Face à Carmen, Florian Laconi est un Don José non moins investi et juste. Le chanteur français offre une voix bien projetée et particulièrement puissante dans les aigus (à tel point que le corps du ténor en vient lui-même à trembler), déployée sur le fil d'une ligne de chant homogène et agréablement élastique. L'air de la fleur est interprété avec la sensibilité requise, notamment dans la balance et l'équilibre des nuances (certes, la tenue sur scène est parfois un peu trop statique, avec des bras ayant du mal à se décoller du long du corps). L'Escamillo de Jean-Kristof Bouton, qui a le port physique (séducteur) de l'emploi, est fort investi lui aussi, même si l'empreinte vocale du baryton canadien est légèrement moins pénétrante. Cela n’empêche pas l'expression d'un timbre chaleureux s'affranchissant sans grande difficulté de graves tenus et soignés.

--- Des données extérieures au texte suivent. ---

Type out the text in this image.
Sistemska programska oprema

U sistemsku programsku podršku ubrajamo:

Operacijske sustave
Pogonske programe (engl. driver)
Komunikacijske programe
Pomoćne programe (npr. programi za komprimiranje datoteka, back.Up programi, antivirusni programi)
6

Chœurs et musiciens au diapason
Dans un style bien à elle, jamais excessivement démonstratif sans être totalement effacé, Ludivine Gombert est une touchante Micaëla. Toute en pudeur, la soprano dévoile un timbre clair et suave sachant traduire l'affliction comme la peur, notamment dans le « Je dis que rien ne m’épouvante ». Jean-Vincent Blot (Zuniga) est une voix de basse mordante qui sait se faire entendre, dessinant une autorité imposante. Le rôle de Moralès est servi par Frédéric Cornille, légèrement plus effacé par sa projection, mais néanmoins juste et mélodieux. Marc Larcher et Yann Toussaint forment un efficace duo dans les rôles du Remendado et du Dancaïre. Le premier, en plus de manifester un souci particulier de la diction, dévoile une voix de ténor agréable et avenante, quand le second use d'un baryton déjà plein de caractère.
Le Chœur Lyrique Saint-Étienne Loire livre une performance pleine de vie. Culottes courtes et chemises blanches bien ajustées, les enfants du Grand chœur à voix mixtes de la Maîtrise de la Loire se montrent épatants de fraîcheur et de spontanéité, mais tout aussi impeccables dans la justesse d’interprétation. Enfin, sous la baguette d’Alain Guingal, l’Orchestre Symphonique Saint-Étienne Loire fait preuve d’une grande sensibilité tant dans l’expression de la fougue et de la passion, que dans celle de la tristesse et de la rêverie (comme le démontre le prélude de l’Acte III). Le spectacle récolte des applaudissements nourris et fait se lever comme un seul homme jusqu’au public scolaire présent dans les premiers rangs de la salle.